The green frog has various sounds, both males and females croak, but only the males have "croak-bags". The grown frog takes everything which moves and which it is able to swallow. Small insects, hornets, small birds like swallows, wagtails and young birds of grebes. The green frog eats all sorts of frogs - also green frogs.

The green frog started as a cross between the shortlegged green frog and marsh frog, but has turned into an independent species via some special conditions of its heredity. The green frog lays eggs latest of all other frogs in spring and demands the warmest water. Therefore the sun has to shine on each corner of its water hole. The water has to be clean with many water plants.

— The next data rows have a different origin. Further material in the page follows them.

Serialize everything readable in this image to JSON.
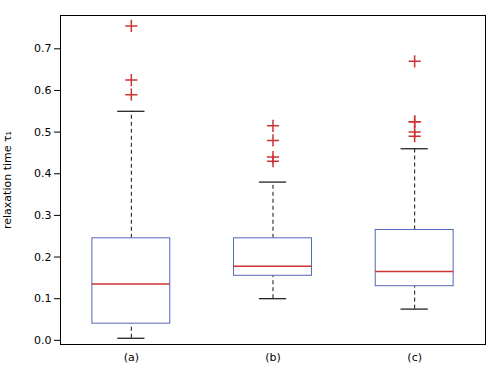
{
  "chart_data": {
    "type": "box",
    "categories": [
      "(a)",
      "(b)",
      "(c)"
    ],
    "ylabel": "relaxation time τ₁",
    "ylim": [
      -0.01,
      0.78
    ],
    "yticks": [
      {
        "value": 0,
        "label": "0.0"
      },
      0.1,
      0.2,
      0.3,
      0.4,
      0.5,
      0.6,
      0.7
    ],
    "grid": false,
    "boxes": {
      "q1": [
        0.04,
        0.155,
        0.13
      ],
      "q3": [
        0.245,
        0.245,
        0.265
      ],
      "color": "#5566bb"
    },
    "medians": {
      "values": [
        0.135,
        0.178,
        0.165
      ],
      "color": "#cc3333"
    },
    "whiskers": {
      "low": [
        0.005,
        0.1,
        0.075
      ],
      "high": [
        0.55,
        0.38,
        0.46
      ],
      "color": "#111111",
      "line_style": "dashed"
    },
    "fliers": {
      "values": [
        [
          0.59,
          0.625,
          0.755
        ],
        [
          0.43,
          0.44,
          0.48,
          0.515
        ],
        [
          0.49,
          0.5,
          0.525,
          0.525,
          0.67
        ]
      ],
      "color": "#cc3333",
      "marker": "plus"
    }
  }
}
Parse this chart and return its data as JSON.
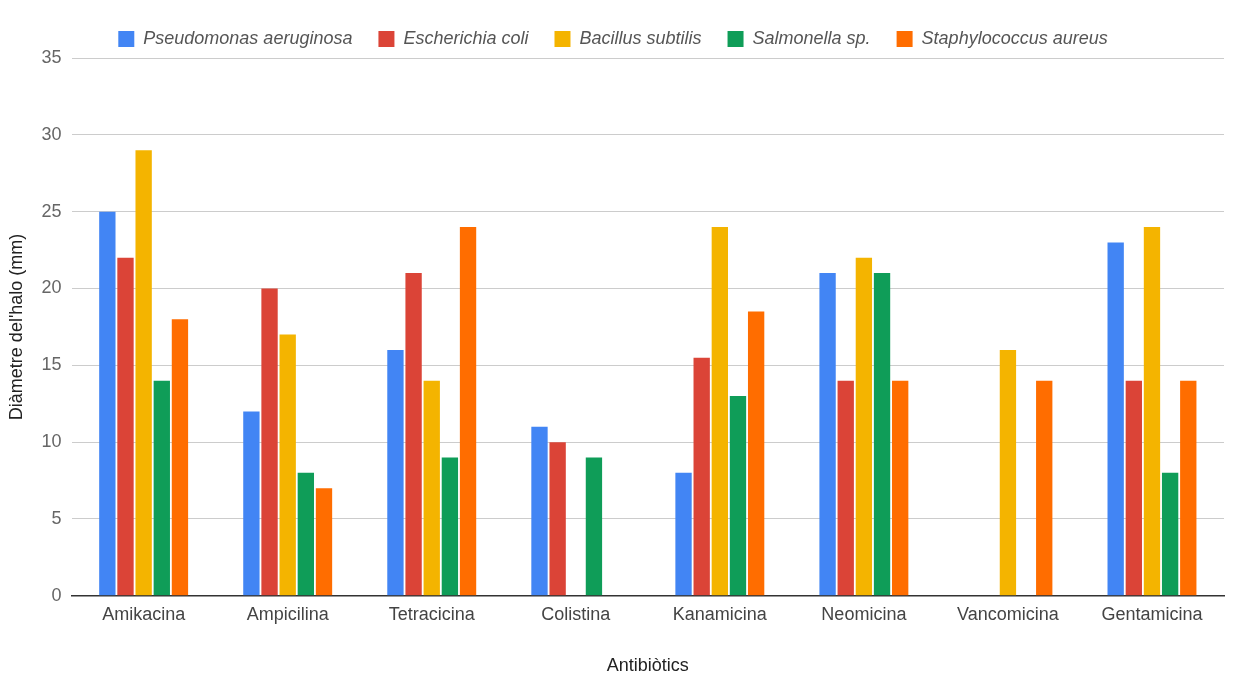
{
  "chart_data": {
    "type": "bar",
    "xlabel": "Antibiòtics",
    "ylabel": "Diàmetre del'halo (mm)",
    "categories": [
      "Amikacina",
      "Ampicilina",
      "Tetracicina",
      "Colistina",
      "Kanamicina",
      "Neomicina",
      "Vancomicina",
      "Gentamicina"
    ],
    "series": [
      {
        "name": "Pseudomonas aeruginosa",
        "color": "#4285f4",
        "values": [
          25,
          12,
          16,
          11,
          8,
          21,
          null,
          23
        ]
      },
      {
        "name": "Escherichia coli",
        "color": "#db4437",
        "values": [
          22,
          20,
          21,
          10,
          15.5,
          14,
          null,
          14
        ]
      },
      {
        "name": "Bacillus subtilis",
        "color": "#f4b400",
        "values": [
          29,
          17,
          14,
          null,
          24,
          22,
          16,
          24
        ]
      },
      {
        "name": "Salmonella sp.",
        "color": "#0f9d58",
        "values": [
          14,
          8,
          9,
          9,
          13,
          21,
          null,
          8
        ]
      },
      {
        "name": "Staphylococcus aureus",
        "color": "#ff6d00",
        "values": [
          18,
          7,
          24,
          null,
          18.5,
          14,
          14,
          14
        ]
      }
    ],
    "ylim": [
      0,
      35
    ],
    "yticks": [
      0,
      5,
      10,
      15,
      20,
      25,
      30,
      35
    ],
    "grid": "y",
    "legend": "top"
  }
}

It lays its eggs in the end of May in lumps of 20 up to 1000 eggs - in all about two thousand eggs. They vary much in size, which indicates that the eggs come from a green frog. The tadpoles are very shy - and this might be the reason, why the green frog can survive in water holes with fish.

When the eggs have been laid, the frogs stay at the places where they have been breeding. Some frogs walk out to larger bogs and lakes. They begin their hibernation in September, both on land and in water. Their enemies are grass snake, grey heron, otter, badger and polecat.

The green frog was earlier a common frog in many places in Denmark, but has declined much and has become rare in large parts of Funen and Zealand. This is a result of that the water holes have been filled up or been overgrown or polluted. The green frog is listed as opmærksomhedskrævende (demanding attention) on the Danish gulliste 1997 (yellow list) - and it is covered by Habitatsdirectives, Listed and Natura 2000.

Superstition: It is wellknown that to kill a frog is bad, as you are killing the soul of a little boy or girl, who died in childhood. A frog that croaks in the middle of the day means that rain is due. A frog that jumps into your home is a sign of good luck to all in the household. It is also wellknown in fairy tales that frogs have been used for love spells. And if you rub the frog over your warts then they will disappear.

Or the famous fairy tale of the Brother's Grimm about the Frog Prince. The princess has to kiss a frog which then transforms into a handsome prince.

photo May 2010 Mid Jutland: grethe bachmann


MyMaracas said...

There's something a little scary about a frog that eats birds. I'm amazed at your photos. Our ponds are full of frogs, but I never get a good shot of one.

Thyra said...

Hej! This day we were very lucky, for the frogs were so many and so active - and they hardly noticed us. We might as well have come there on another day without seeing anything at all.

This frog is the edible frog. Maybe it tastes of duck since it eats ducklings??? `:)
Well, I would never expose myself to eat frog legs. Bvadr!